In an age when so many have raised inclusivity to the status of a Commandment, I have been pondering how Jesus might have better incorporated this priority into his teachings, priorities, and disciples.
We ought to remember that inclusivity need not mean everyone—in fact, it never has—just those whose views and behaviors correspond to the dominant culture.
Also, when inclusivity is the priority, introspective change and repentance and the like aren’t needed—unless one’s perspectives conflict with the orthodoxies of the age.
Because inclusivity is now a starting point for many religious congregations and religious leaders, perhaps Jesus could have better acknowledged how Roman thinking and culture dominated his world. He could have conducted his ministry with the understanding that the Romans would dominate the world for the foreseeable future, and so could have adopted much of the Roman perspective in his own teaching.
After all, if one paid their taxes and didn’t antagonize the lord Caesar, there was great tolerance in the empire for all types of behaviors, beliefs, and gods.

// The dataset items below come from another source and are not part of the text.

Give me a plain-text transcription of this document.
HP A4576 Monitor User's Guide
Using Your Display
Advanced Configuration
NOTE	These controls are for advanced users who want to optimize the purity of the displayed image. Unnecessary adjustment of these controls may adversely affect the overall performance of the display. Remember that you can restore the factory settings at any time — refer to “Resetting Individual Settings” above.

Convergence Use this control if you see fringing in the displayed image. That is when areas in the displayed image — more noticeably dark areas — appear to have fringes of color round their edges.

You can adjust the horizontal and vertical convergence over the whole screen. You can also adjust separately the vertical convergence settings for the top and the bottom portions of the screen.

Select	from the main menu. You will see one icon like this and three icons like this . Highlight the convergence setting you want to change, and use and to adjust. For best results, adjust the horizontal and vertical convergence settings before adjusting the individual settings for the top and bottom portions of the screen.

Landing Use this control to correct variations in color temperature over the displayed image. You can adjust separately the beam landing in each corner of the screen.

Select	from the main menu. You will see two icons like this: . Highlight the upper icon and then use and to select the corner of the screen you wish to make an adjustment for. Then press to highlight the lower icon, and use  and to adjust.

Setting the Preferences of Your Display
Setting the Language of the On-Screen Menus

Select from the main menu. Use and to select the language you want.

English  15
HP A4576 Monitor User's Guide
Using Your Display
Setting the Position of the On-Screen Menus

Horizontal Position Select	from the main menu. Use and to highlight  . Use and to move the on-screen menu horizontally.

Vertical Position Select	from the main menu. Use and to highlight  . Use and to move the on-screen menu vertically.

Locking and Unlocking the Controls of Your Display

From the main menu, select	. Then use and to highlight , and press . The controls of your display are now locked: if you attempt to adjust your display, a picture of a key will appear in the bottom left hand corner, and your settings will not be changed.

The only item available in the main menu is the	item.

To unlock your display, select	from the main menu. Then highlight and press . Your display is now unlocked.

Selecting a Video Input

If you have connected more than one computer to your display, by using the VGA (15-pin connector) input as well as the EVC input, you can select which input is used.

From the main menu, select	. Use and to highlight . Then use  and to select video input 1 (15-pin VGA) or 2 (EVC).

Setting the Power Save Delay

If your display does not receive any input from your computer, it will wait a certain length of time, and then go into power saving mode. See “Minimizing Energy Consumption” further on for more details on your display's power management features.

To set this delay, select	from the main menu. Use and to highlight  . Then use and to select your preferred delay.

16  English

Take marriage and sexual relations. The Romans were little concerned with fidelity in marriage, and little worried about any kind of sex for that matter. Jesus could have appealed to a broad spectrum of peoples and races by toning down the idea that the sexual act actually has profound meaning.
Sure, many of his fellow Jews would have been peeved by this broadminded approach, but they were small in number in relation to the bigger picture. Besides, they probably needed to be shook from their traditional ways of thinking about such matters, right?
Speaking of traditional, there was a glaring problem with the Jewish Scriptures—they were not inclusive enough. Filled with prophets who could be harsh, many stories of kings and social influencers that didn’t end well, and frequent calls for drastic repentance. And lots of judgment!
Jesus might have commenced his mission by ignoring the Jewish Scriptures, or by relegating them to one of many influential perspectives of the times—Greek, Roman, Persian; paganism, stoicism, hedonism, Zoroastrianism.
This might have produced a “big tent” theology that appealed to vast throngs of people right out of the gate.
The matter of the poor, lepers, the crippled, could have also been approached differently. Teaching that each of his disciples and the Christian community must be brothers or sisters to the poor and weak has always had limited range and impact. Just ask today’s sociologists and economists. The Roman empire, with all its power and resources, would have been a far more effective agent for alleviating poverty and sickness if its priorities could be patiently shifted.
Thus, Jesus might have encouraged his disciples to pursue careers in the Roman government, work within the system already in place, as Joseph did with Pharaoh. He need not have reminded them that Joseph didn’t embark on this mission intentionally. Or as skilled Scytho-Mede administrators did during the hegemony of the Persian empire, even if they performed those services out of self-interest.
What’s important is the result. Why not work for change within a proven system with tremendous reach?
Needless to say, Jesus would have had to recruit the best and brightest to be his disciples if their mission included Roman administration. And with Jesus’s skill set, charisma, and a less confrontational public profile, this could have been accomplished. If the Jews were too troublesome, Jesus could have moved his immediate base of operations to Greece or Rome and have found more capable disciple candidates.
As for that cross thing, why would people who want to be accepted as they are and who had little or no desire to change be interested in something as terrifying as that? Taking up and carrying one’s cross is something that doesn’t sound very appealing, and is needly troubling and even divisive.
My closing thought is because Jesus didn’t take advantage of this fresh inclusivity perspective, perhaps today’s Church leaders could tweak things a bit.